No doubt the NSA and Google are working furiously in tandem to create a similarly helpful gizmo that fits, let’s say, inside your left nostril. But they’ll have nothing on the “remote viewing” practiced by Mindspace, a shadowy outfit headed by a psychiatrist (Brian Cox, leading with cleft chin and strange hair). The suspiciously genial shrink assigns Strong’s John Washington, a troubled seeker of truth, with flushing out the repressed traumas of Anna, a poor little rich girl played with intelligent enigma by Taissa Farmiga, who’s every bit as poised and ethereally lovely as her big sister, Vera.
With special effects smoothly integrated by Spanish director Jorge Dorado, the film quickly dispatches John into Anna’s head, which is crowded with mostly adverse experience. Anna may not be the victim she seems, but the healer isn’t exactly in the pink of mental health himself. Returning to work after suffering a major loss and a mild stroke, John is unsure whether he still has his mojo. Still, he must persuade Anna, who has gone on hunger strike after being accused of murdering three girls at her pricey boarding school, to eat. That will turn out to be the easy part.
Hands entwined in seance mode, the two begin sifting through the girl’s troubled past to nail the many caretakers who might have made her the cripplingly sensitive wreck she is today. A bond grows between them; the psychoanalytically minded may suspect a galloping case of transference, or perhaps Anna’s a bad seed with better mind-control skills than John’s.
Then again, Anna’s sprawling mansion, not to mention the big, bad forest outside, are riddled with unreliable narrators and nasty habits, for some reason mostly played by British actors with variable American accents. While this adds a satisfyingly ambiguity to the plot, none of the potential enablers of Anna’s distress — toxic family, friends, shrink, nanny — is quite as lethal as Guy Holmes’ shopworn script, which commutes between the cliche (“You’ve been under a lot of pressure lately”) and the ridiculous (“I want you to think of all the key moments in your life by tomorrow”).
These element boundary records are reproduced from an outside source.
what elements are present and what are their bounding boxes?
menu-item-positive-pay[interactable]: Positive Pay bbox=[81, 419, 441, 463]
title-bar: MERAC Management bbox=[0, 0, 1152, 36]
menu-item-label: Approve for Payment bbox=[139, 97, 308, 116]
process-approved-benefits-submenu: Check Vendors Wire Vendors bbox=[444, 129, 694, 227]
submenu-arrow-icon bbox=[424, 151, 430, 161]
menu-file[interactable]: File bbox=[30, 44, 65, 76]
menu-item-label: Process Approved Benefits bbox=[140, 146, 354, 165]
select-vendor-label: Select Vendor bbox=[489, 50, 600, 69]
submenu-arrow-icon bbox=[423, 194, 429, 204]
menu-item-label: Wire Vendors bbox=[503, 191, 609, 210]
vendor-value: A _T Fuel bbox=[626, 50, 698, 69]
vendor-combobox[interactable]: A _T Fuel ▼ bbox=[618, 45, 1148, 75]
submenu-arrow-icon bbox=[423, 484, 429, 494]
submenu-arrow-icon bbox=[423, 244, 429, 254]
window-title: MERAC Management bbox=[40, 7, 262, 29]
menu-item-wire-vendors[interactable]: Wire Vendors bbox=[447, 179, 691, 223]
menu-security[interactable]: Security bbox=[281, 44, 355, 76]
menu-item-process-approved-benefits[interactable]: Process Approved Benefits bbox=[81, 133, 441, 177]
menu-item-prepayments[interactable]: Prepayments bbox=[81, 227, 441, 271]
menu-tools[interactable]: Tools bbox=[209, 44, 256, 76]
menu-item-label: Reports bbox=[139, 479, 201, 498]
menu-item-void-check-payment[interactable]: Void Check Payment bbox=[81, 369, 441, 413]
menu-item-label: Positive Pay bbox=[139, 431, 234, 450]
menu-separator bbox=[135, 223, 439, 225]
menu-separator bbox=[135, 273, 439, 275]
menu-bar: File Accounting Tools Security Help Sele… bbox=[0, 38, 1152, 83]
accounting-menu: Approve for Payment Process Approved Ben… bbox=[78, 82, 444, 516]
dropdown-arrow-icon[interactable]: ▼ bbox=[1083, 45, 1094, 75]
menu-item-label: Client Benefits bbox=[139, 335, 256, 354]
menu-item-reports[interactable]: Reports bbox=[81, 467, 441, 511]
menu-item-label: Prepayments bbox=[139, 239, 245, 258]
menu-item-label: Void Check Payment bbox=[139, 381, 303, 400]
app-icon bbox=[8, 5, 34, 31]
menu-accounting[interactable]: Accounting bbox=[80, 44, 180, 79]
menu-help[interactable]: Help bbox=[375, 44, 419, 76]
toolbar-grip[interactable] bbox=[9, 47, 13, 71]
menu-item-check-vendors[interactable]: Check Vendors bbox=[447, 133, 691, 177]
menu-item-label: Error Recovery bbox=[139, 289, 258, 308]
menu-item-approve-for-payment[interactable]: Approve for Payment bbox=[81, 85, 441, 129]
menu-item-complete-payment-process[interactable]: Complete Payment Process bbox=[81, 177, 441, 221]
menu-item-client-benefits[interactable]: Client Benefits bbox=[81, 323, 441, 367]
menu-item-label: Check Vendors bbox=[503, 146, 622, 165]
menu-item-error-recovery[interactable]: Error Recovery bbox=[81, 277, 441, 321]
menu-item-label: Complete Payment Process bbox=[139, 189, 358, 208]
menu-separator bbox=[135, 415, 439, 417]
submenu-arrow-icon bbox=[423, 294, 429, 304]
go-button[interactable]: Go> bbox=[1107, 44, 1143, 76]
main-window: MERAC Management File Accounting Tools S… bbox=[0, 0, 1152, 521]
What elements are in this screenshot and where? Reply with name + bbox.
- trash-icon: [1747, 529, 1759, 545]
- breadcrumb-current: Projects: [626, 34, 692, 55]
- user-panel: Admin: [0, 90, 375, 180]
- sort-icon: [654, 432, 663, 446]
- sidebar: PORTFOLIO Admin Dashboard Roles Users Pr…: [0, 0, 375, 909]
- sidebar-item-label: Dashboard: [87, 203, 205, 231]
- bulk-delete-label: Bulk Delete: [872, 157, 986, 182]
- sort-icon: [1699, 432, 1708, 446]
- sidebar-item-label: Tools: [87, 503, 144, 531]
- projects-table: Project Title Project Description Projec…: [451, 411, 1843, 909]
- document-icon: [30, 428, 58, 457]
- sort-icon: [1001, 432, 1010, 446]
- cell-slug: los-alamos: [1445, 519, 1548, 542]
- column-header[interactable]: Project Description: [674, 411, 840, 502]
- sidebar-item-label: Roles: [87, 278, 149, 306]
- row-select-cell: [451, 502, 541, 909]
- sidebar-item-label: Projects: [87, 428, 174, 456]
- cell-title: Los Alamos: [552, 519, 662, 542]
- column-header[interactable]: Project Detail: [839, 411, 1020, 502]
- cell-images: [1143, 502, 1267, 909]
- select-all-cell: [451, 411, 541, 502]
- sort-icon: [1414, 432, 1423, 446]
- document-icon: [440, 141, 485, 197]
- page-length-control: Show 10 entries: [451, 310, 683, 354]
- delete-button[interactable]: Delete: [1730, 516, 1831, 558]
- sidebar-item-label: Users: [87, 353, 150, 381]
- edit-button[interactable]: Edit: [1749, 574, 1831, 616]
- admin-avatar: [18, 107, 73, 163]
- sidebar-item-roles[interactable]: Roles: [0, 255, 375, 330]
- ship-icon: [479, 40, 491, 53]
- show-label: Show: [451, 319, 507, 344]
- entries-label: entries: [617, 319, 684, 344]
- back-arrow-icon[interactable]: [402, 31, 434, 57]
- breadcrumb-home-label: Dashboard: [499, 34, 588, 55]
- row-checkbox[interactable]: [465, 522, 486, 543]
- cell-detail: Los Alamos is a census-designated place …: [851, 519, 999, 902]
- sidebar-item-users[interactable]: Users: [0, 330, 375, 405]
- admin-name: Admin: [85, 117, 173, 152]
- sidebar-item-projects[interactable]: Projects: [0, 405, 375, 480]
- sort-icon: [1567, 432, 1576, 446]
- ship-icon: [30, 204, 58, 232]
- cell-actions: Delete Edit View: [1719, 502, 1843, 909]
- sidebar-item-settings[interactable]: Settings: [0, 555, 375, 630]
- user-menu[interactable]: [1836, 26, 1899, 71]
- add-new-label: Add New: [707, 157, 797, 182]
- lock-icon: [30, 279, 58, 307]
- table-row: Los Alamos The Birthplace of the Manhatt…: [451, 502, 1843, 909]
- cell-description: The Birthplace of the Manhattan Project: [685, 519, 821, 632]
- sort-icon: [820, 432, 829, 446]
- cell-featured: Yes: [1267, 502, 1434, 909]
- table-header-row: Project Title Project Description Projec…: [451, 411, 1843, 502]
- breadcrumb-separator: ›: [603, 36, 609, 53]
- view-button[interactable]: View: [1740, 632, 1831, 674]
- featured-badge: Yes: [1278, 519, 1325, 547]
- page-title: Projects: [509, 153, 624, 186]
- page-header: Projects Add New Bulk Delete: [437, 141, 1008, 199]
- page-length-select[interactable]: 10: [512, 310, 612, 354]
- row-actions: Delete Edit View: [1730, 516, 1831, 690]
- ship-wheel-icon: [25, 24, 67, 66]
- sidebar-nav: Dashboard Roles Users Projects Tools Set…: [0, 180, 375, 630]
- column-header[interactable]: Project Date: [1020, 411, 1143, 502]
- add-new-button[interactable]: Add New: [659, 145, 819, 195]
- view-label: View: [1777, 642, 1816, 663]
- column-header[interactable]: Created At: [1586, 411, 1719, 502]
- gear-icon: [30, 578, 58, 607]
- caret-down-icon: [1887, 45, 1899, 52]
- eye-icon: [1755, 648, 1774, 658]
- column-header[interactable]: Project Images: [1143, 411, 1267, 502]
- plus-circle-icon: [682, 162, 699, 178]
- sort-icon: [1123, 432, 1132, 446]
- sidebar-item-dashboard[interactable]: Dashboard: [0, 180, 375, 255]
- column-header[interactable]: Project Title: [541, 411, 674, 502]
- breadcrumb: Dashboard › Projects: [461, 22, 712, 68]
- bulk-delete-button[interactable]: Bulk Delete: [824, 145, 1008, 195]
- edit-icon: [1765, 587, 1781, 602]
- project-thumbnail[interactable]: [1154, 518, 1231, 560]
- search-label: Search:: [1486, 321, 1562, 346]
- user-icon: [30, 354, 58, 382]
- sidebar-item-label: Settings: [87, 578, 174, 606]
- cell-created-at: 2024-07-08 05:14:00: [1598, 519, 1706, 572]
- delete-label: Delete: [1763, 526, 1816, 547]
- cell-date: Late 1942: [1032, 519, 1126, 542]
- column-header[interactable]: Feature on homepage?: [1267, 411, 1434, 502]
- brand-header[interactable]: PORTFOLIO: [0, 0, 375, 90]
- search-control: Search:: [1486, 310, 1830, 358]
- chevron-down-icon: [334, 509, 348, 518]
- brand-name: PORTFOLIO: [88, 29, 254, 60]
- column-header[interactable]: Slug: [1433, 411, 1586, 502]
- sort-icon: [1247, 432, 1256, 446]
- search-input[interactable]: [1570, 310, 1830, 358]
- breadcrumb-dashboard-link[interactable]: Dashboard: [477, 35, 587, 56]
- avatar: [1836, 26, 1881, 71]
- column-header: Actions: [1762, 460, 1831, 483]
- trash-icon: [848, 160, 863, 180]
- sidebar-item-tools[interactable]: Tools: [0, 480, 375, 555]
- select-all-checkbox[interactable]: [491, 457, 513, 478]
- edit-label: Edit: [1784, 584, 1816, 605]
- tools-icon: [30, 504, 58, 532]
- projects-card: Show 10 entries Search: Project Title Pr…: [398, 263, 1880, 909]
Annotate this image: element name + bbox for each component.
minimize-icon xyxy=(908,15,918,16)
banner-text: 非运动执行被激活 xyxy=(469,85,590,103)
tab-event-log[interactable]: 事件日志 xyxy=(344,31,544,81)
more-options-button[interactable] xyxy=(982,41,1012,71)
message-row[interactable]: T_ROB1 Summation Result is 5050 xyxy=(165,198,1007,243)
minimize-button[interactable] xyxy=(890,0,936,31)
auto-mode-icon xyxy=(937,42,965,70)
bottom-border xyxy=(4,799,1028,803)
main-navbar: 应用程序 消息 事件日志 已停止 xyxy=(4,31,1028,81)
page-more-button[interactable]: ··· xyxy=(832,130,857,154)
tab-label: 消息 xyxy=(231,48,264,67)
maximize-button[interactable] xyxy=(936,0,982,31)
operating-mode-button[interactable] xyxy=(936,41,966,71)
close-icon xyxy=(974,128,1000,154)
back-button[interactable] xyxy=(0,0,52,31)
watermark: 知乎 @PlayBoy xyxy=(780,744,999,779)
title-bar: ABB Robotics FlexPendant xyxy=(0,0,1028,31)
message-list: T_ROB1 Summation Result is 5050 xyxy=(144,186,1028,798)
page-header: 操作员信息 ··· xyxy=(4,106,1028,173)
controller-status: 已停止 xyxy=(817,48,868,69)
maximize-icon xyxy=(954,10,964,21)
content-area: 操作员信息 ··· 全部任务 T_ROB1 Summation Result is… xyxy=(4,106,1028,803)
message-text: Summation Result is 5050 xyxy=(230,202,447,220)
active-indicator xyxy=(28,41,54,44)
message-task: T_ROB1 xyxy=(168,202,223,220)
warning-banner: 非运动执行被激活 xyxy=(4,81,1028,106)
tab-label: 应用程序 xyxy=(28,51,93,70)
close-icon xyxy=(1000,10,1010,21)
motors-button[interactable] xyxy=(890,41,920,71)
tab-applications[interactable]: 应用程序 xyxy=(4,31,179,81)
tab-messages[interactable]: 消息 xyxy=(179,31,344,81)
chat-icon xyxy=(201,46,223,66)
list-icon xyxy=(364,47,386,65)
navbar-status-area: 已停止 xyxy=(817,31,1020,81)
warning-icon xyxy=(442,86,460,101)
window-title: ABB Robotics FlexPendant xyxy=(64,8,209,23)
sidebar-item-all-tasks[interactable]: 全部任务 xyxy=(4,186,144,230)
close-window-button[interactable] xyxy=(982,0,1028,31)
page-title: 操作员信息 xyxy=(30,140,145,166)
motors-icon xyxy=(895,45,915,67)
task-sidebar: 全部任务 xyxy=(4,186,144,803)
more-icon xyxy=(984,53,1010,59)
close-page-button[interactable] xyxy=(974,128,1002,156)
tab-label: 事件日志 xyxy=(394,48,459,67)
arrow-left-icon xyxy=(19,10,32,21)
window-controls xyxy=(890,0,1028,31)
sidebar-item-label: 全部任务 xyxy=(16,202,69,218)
Separately and together, John and Anna wander through a labyrinth of dark corridors full of ticking clocks, metronomes, spiral staircases and winking blood-red metaphors that continually reopen the question of who’s abusing whom, and who’s really in charge of the memory banks. To say nothing of the extravagantly Freudian water gushing from every available outlet, heavens included.
“Anna” closes with a clever if not entirely unexpected flourish that calls into question everything you’ve assumed has gone before and riffs on the way we condense and rejigger our pasts to protect our wounded psyches and avoid facing upsetting realities. If only the movie didn’t insist on constantly telling us what it has quite clearly shown.